Christmas came early for a pastor in Washington state when a judge decided he had been treated unfairly when arrested outside a local library.
A municipal court judge in Spokane has dismissed criminal charges against Pastor Afshin Yaghtin, who was arrested in June outside a public library where protestors were gathered to face off over a "drag queen story hour" event. (See earlier story) Yaghtin's attorneys at Pacific Justice Institute explain he wasn't there as a protestor, but rather he wanted to enter the library to observe and pray about the controversial event.
"He was discriminated against and told he had to leave simply because they identified him as a pastor and a Christian who would not agree with what was being read to the children," says Brad Dacus, president of Pacific Justice Institute.
PJI moved to dismiss the charges against Yahgtin, arguing that the command by law enforcement to move to the "protester" zone violated the pastor's First Amendment rights. The judge agreed.

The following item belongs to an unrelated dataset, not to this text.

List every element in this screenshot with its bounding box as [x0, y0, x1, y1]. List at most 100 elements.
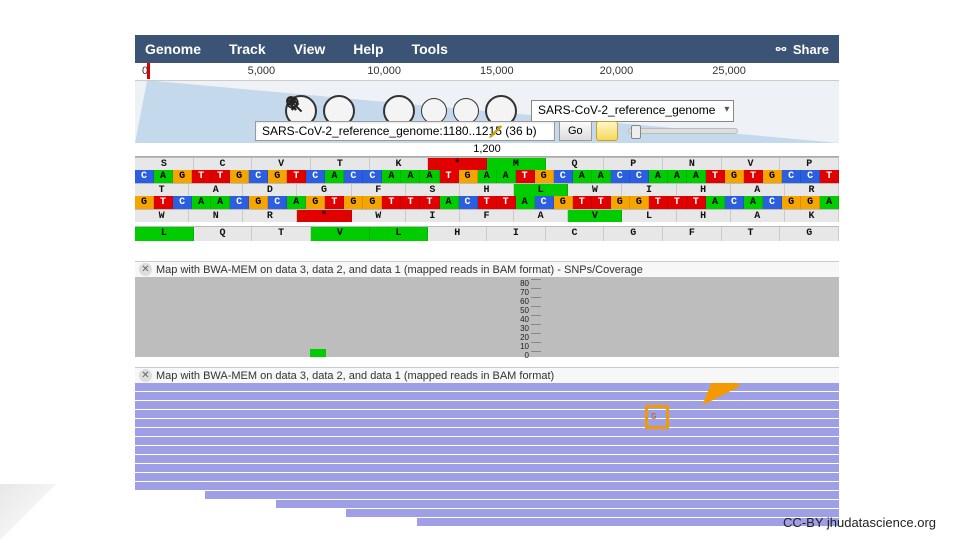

"The scope of the protest zones was expanded to include anyone attending the event who had an opinion about the event, regardless of whether they were protesting or creating a disturbance," the judge stated – adding that law enforcement officers told Yaghtin to move based on his expressed beliefs.
While the news surrounding Yaghtin is being celebrated, Dacus implies the pastor may not be the last individual concerned about drag queen story hour to make the news.
"We are receiving more and more calls from concerned communities, individuals, [and] pastors about drag queen story hour coming to their community library," says the attorney. "People need to know what their rights are [and] what they can do."
Toward that end, PJI offers various resources on its website to aid individuals and organizations in understanding their rights and protections under the law.